Le QI moyen en France a baissé ces dernières années – FAUX
Grâce à des modèles statistiques complexes, il est possible d’effectuer des comparaisons entre les époques. Et à partir des années 1940, on a observé une augmentation assez nette des scores moyens dans les pays occidentaux au fil des décennies. C’est ce qu’on appelle l’effet Flynn. Mais cette tendance s’est largement ralentie dans plusieurs pays développés à l’approche des années 2000, jusqu’à devenir une stagnation – et non une régression, comme l’affirment certaines études souffrant de faiblesses méthodologiques.

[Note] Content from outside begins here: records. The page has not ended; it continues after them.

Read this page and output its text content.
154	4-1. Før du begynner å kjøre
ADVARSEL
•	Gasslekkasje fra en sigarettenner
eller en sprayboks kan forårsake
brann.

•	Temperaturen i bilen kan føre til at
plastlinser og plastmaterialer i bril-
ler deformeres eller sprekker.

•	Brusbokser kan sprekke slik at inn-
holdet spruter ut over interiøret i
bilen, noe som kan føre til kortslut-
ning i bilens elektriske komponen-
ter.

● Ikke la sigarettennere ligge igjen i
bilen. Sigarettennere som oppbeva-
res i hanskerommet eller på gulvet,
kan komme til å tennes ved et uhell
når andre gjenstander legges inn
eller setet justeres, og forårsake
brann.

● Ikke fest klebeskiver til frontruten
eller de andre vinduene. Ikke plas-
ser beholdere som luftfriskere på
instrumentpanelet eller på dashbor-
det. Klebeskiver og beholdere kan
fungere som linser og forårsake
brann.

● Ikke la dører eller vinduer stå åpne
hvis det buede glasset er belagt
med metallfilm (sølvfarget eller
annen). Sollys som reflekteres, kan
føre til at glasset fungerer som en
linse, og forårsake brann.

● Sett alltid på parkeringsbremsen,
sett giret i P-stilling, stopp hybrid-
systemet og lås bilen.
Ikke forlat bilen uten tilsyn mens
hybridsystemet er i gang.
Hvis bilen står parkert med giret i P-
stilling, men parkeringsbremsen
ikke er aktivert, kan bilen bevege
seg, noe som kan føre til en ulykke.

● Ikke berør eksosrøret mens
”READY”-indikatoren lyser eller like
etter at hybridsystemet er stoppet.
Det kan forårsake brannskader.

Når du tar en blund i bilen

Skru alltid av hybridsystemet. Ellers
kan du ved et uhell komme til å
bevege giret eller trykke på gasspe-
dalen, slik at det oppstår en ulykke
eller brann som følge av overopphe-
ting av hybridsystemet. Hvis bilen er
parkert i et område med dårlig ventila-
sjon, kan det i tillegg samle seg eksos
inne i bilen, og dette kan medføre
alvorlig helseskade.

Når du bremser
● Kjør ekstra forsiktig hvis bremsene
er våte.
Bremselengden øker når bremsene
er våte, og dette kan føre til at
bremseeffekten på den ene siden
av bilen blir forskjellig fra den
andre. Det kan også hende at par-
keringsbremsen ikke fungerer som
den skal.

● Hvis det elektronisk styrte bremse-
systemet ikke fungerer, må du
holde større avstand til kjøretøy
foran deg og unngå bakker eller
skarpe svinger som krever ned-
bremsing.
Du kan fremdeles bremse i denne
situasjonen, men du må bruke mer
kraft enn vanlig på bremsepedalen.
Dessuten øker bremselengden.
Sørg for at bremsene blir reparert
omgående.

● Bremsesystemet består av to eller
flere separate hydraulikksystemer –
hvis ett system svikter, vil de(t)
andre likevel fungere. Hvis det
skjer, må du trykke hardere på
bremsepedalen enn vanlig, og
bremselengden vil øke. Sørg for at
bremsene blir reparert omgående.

Comment expliquer ce phénomène ? Il n’y a pas de certitude absolue, mais il est raisonnable d’envisager que la croissance du QI a été favorisée par l’amélioration des conditions de vie après la Seconde Guerre mondiale : baisse de la mortalité et des maladies infantiles, développement de la scolarité, augmentation du niveau de vie… Et depuis quelques années, peut-être nous approchons-nous d’une forme de limite quant à l’intelligence moyenne. L’être humain ne possède-t-il pas des limites dans tous les domaines ?
Par exemple, aux Jeux olympiques de 1896, le vainqueur du 100 m l’emportait avec un temps de 12 s. Depuis, cette marque a été progressivement améliorée, passant sous les 10 s. Mais un humain parviendra-t-il un jour à courir le 100 m en moins de 7 ou 5 s ? Il y a certainement une limite impossible à dépasser.